Significant Moments


Contemporary Art in France
, Catherine Millet
(Flammarion)


Millet, editor of Artpress, starts this substantial, glossy art book with an acknowledgement in the preface that writing a contemporary history is a 'paradoxical undertaking'. She goes on, however, to explain how in the 60s the term 'contemporary art' started to be used in place of 'avant-garde' or 'modernist' as, for the first time in the 20th century, the general public took an interest in the art of their own time. In France the best example was Picasso's sell out show at the Grand Palais, in 1966; and this is roughly the starting point of her narrative.

The most significant moment in the early part of this story was when an American,  Robert Raushenberg won the Grand Prize for Painting in the Venice Biennale of 1964. This was a prize that according to Millet the School of Paris 'had come to regard as its own property'. This ignominy served to mark the end of an era in French art, and ushered in a new one that is the subject of this book.

In the early chapters Millet describes the Dadaist origins of artists like Pierro Manzoni, Yves Klein, Yves Tinguely and Ben Vautier who first became active in the very early 60s, and who theatrically pre-empted much of the more austere conceptual art that emerged out of the US later in the decade.

She goes on to describe how, for most of the sixties Op Art, with artists like Victor Vasarely and Jesus-Rafael Soto was also widely visible in France and crossed over - as it did in the UK - into fashion and design.

Unlike the UK however, French art did not have a pop-art movement as such, and according to Millet, French artists were suspicious of the motives, and apparent political indifference, of artists like Warhol. Nor was there the same kind of move towards a reductionistic dematerialisation of the art object that was an important feature of the early 70s in anglo-american art. Instead in France one group of artists centred on Daniel Buren and another called Support-surface, sought to examine the material nature of painting, by reducing it to its bare essentials. The latter group had the intellectual support of Tel Quel through the figure of Marcelin Pleynet and therefore drew on a heady mix of psychoanalysis and Maoist theory.

Millet makes much of the contribution of a particular brand of socially aware post-conceptual art - often made using new media that appeared in the late 70s and early 80s in France: the best known proponents of these diaristic, quasi-narrative works being Christian Boltanski, Sophie Calle, Robert Filliou and Annette Messager. Many of these artists featured in Documenta 5 under the title 'individual mythologies'.

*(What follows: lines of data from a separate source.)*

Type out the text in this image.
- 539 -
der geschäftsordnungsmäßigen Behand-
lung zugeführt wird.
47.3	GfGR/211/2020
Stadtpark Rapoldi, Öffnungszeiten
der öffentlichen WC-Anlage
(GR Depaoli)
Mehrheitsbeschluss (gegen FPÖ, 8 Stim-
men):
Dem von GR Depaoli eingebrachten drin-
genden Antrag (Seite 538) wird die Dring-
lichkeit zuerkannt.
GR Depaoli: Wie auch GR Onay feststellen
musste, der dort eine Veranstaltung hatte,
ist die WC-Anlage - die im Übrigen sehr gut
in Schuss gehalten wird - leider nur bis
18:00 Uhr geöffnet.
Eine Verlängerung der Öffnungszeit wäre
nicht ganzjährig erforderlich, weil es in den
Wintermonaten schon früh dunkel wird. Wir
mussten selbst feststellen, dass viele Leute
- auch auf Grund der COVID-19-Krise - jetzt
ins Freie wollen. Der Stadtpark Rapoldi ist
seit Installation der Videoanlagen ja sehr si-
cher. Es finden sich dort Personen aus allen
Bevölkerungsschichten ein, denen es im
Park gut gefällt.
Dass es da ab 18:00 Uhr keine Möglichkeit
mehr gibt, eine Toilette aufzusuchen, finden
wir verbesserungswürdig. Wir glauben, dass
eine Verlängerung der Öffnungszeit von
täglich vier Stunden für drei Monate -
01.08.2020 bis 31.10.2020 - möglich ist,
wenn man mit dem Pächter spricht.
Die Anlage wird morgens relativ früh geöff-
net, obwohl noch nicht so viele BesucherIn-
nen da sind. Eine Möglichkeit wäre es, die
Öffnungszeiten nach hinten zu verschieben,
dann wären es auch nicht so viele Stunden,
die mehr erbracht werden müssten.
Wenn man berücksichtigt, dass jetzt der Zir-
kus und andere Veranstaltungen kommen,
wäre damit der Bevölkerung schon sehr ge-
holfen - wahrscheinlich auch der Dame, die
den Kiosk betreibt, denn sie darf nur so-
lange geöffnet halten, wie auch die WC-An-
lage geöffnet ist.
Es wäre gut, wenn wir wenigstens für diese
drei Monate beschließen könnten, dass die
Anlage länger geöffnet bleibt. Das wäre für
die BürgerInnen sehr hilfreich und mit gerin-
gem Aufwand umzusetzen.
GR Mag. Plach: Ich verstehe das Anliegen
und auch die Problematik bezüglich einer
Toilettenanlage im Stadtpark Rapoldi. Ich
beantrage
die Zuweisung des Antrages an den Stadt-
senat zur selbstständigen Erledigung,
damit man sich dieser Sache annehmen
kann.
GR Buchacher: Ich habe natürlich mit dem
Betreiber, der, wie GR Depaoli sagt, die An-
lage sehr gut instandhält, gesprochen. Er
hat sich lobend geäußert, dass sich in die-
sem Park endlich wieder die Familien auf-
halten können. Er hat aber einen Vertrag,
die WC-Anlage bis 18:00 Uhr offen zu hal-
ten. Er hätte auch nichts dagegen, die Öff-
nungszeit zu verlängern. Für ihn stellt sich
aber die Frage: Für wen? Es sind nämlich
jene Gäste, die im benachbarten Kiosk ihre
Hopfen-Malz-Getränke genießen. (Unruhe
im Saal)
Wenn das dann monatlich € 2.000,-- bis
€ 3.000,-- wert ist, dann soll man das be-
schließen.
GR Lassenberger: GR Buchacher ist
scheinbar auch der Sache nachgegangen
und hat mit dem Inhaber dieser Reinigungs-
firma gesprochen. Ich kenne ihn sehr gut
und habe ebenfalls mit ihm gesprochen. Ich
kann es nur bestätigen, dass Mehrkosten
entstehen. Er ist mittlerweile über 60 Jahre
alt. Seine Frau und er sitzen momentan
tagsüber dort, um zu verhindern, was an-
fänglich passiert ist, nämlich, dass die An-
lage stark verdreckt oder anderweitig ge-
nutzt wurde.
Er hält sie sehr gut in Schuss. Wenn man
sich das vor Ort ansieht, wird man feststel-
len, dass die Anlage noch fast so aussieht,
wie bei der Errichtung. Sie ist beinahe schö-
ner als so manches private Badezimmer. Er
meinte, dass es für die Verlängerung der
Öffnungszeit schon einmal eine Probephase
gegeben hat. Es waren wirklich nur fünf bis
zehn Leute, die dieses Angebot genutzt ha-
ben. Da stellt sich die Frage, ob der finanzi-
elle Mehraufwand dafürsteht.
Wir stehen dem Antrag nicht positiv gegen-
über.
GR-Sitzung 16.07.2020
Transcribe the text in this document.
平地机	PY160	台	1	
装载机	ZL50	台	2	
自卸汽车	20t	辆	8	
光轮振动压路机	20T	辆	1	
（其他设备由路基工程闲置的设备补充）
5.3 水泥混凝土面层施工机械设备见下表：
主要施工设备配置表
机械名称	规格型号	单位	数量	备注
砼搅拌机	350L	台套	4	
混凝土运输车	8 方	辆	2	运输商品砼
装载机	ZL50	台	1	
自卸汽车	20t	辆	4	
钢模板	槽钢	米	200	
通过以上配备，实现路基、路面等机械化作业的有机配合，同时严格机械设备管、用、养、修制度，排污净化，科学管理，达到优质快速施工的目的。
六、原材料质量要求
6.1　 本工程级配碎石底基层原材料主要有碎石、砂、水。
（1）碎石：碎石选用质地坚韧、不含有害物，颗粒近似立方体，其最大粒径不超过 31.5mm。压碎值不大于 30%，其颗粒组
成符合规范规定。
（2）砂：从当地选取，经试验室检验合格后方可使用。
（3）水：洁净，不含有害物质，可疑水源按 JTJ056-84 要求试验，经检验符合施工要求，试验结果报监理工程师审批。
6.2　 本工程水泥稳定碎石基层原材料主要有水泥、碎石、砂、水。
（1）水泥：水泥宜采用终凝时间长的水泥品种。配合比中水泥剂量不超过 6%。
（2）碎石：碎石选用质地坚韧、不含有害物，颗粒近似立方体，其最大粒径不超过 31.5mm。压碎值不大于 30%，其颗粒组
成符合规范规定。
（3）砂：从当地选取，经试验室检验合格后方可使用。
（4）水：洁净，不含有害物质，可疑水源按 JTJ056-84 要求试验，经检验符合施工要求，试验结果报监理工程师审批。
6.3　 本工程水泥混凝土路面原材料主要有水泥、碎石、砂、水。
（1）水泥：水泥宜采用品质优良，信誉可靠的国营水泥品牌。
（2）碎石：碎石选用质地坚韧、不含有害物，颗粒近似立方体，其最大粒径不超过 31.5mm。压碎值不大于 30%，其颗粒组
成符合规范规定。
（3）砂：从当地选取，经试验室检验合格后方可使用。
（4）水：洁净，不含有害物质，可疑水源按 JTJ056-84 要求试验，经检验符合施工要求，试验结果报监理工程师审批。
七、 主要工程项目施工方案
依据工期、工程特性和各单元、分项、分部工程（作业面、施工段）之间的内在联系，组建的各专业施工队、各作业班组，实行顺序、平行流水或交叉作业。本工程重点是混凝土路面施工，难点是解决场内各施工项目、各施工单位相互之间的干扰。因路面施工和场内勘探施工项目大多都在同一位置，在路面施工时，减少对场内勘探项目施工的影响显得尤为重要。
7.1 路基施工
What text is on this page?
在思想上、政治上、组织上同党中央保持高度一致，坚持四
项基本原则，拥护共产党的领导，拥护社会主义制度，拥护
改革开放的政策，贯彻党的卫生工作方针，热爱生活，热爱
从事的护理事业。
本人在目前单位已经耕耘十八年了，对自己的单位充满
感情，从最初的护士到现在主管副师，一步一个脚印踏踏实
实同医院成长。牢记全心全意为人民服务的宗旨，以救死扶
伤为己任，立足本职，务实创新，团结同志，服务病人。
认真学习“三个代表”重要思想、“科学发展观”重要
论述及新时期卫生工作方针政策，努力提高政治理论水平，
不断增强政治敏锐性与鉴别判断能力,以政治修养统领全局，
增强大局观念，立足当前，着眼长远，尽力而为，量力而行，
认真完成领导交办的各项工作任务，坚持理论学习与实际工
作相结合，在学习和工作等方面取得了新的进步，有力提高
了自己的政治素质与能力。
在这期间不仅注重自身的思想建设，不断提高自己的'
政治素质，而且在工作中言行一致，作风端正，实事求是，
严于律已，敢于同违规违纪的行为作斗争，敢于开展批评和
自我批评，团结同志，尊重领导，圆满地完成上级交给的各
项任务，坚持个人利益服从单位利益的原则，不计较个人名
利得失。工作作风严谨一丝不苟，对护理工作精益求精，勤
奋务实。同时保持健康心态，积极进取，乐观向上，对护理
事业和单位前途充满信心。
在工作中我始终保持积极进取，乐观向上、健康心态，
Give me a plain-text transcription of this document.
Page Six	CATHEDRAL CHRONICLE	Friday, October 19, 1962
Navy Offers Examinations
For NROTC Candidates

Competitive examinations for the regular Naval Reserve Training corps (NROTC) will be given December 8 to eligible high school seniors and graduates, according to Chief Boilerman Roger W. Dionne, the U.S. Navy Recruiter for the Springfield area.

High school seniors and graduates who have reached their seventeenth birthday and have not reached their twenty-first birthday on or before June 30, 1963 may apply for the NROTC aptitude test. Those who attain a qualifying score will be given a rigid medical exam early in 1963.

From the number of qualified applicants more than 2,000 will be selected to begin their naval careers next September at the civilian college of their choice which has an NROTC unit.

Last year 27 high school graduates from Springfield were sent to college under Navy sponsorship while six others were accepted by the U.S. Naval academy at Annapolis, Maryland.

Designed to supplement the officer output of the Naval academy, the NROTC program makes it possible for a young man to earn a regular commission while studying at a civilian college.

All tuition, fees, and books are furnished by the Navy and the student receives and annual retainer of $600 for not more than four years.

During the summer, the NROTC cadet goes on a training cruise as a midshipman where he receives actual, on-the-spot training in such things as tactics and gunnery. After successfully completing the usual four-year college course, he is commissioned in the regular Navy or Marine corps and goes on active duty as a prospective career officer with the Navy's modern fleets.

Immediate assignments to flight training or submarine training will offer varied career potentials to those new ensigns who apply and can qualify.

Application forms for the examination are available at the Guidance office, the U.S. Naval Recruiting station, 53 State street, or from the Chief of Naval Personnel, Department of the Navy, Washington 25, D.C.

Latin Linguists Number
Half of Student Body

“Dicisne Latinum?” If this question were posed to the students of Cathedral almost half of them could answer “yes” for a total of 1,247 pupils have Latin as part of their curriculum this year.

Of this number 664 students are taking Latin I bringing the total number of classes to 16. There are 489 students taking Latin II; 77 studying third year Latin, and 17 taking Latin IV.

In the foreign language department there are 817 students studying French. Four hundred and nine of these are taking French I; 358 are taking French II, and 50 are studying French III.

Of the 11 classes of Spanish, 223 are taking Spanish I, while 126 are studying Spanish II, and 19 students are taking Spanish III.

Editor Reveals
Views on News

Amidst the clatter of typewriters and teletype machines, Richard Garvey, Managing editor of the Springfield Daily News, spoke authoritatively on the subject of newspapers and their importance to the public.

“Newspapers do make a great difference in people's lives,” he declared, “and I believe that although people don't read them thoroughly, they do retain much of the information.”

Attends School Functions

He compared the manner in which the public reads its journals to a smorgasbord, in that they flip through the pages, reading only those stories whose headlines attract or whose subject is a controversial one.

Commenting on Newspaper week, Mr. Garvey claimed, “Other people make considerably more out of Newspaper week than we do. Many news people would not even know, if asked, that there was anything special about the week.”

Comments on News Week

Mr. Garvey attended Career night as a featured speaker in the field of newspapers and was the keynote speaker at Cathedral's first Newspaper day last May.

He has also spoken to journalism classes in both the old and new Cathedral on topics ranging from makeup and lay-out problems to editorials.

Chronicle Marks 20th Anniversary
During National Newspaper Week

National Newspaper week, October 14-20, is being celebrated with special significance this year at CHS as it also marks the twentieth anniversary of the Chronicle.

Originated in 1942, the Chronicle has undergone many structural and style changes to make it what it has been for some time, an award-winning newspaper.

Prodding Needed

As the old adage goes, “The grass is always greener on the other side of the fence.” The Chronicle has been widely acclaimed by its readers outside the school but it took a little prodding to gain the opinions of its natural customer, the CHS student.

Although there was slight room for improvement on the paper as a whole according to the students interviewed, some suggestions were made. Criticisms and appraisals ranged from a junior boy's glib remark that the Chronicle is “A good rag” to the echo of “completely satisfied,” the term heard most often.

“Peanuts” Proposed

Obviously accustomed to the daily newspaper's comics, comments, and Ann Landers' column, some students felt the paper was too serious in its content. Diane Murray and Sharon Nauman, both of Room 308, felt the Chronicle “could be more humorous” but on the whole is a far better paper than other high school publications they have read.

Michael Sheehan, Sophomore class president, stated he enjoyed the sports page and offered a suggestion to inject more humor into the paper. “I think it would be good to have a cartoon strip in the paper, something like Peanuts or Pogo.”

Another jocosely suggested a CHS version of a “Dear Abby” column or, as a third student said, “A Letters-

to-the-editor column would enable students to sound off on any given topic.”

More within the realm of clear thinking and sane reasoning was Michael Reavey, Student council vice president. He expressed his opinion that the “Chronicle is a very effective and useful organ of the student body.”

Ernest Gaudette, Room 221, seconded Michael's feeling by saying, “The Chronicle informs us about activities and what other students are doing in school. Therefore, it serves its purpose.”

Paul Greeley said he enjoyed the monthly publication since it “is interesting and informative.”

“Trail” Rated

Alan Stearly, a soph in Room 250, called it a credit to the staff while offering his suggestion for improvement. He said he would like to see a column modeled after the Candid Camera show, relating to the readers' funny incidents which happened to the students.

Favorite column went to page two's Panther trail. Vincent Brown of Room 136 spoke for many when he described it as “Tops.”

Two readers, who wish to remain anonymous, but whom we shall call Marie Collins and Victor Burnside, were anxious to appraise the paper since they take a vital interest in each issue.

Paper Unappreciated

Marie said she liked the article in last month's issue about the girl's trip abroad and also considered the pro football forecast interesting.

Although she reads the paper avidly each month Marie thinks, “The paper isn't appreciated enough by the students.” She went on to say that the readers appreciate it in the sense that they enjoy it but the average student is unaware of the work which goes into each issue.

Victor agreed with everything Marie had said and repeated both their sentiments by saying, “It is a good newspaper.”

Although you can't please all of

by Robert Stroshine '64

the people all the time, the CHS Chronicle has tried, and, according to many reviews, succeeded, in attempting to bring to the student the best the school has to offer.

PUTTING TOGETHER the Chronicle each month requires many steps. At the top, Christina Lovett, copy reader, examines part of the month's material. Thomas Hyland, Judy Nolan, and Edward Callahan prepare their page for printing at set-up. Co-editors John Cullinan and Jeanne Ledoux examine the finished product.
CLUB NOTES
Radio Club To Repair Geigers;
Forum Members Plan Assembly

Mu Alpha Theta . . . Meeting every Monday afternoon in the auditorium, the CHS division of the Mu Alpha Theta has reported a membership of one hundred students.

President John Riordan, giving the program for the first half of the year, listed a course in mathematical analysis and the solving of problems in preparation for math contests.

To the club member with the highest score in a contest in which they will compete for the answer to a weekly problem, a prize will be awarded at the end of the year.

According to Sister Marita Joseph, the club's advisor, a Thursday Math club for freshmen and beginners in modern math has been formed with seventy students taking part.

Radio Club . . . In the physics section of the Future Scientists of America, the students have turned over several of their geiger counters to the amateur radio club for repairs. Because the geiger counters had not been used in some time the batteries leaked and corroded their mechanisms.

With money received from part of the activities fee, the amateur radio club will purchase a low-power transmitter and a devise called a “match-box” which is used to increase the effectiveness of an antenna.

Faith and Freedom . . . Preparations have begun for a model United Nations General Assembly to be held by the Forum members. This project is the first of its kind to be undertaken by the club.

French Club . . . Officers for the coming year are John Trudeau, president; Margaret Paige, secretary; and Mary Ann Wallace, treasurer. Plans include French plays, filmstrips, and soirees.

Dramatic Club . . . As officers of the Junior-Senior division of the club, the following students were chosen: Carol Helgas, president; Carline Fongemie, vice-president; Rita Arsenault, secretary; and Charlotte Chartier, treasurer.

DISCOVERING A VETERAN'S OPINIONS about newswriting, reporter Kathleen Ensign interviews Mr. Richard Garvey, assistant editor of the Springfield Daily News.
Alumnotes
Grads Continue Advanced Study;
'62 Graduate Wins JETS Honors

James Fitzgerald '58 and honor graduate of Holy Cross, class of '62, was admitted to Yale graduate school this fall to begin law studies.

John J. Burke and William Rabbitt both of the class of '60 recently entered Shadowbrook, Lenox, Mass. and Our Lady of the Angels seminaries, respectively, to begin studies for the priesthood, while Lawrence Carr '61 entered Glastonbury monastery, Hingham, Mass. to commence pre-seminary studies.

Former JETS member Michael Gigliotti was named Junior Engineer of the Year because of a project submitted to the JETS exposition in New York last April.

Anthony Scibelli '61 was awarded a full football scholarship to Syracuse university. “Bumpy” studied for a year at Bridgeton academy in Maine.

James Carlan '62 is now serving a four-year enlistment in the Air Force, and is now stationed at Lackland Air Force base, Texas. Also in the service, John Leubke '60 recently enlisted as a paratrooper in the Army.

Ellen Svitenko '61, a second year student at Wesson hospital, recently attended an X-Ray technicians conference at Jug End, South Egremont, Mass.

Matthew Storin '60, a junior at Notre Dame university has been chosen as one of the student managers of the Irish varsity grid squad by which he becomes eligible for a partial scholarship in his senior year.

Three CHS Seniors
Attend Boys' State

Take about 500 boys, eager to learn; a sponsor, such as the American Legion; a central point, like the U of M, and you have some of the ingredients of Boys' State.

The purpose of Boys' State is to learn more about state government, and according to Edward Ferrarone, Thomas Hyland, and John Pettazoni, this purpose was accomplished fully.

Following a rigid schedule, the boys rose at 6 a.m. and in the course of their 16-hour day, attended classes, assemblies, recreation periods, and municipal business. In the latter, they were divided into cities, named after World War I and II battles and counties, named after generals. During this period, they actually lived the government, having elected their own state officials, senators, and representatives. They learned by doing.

As in the UK the French art-world was rocked in 1980 by the return of figurative painting, with the Venice Biennale that year featuring a number of German and Italian artists whose work, with the support of a buoyant new art-market, challenged, decisively, the then prevailing attitude of antipathy towards painting.

Millet conveys a sense that the French art-world responded by scrabbling around to create revisionist histories of art that suggested a lineage through Bonnard and Balthus through to the new figuration or 'figuration libre' that newly championed artists represented. (A similar process took place in Britain with the invention of the School of London, starring Francis Bacon and Lucien Freud). In France the psychedelic cartoon imagery of Robert Combas was one of the beneficiaries, and later artists like Gerard Garouste who overtly borrowed imagery from classical and renaissance sources.

The first edition of Millet's book was published in 1987, and up to this point the text has a compelling flow and coherence. The 3rd edition however has a chapter on the 90s that appears to have been tacked onto the earlier sections and is written as a sketchy, provisional, and overall less than convincing account.

Of course one explanation for this increasing sketchiness is that going into the 90s national boundaries in relation to fine art practice have become less and less meaningful. In fact we have reached a point where it has become a wholly dubious and anachronistic exercise to present a history of contemporary art based on nationhood. In the UK, for example, in the 90s when we were lucky to have had a particularly vibrant art scene, many of the best artists were from the EU who preferred to live and show in London.

The book handles well, and has some great pictures (visual art is about pictures after all!). Although it is interesting, absorbing and well-written it is this erosion of the traditional boundaries of language and culture that seems the most important angle to understand in relation to the recent history of visual art in France: an angle somewhat ignored in this otherwise excellent book.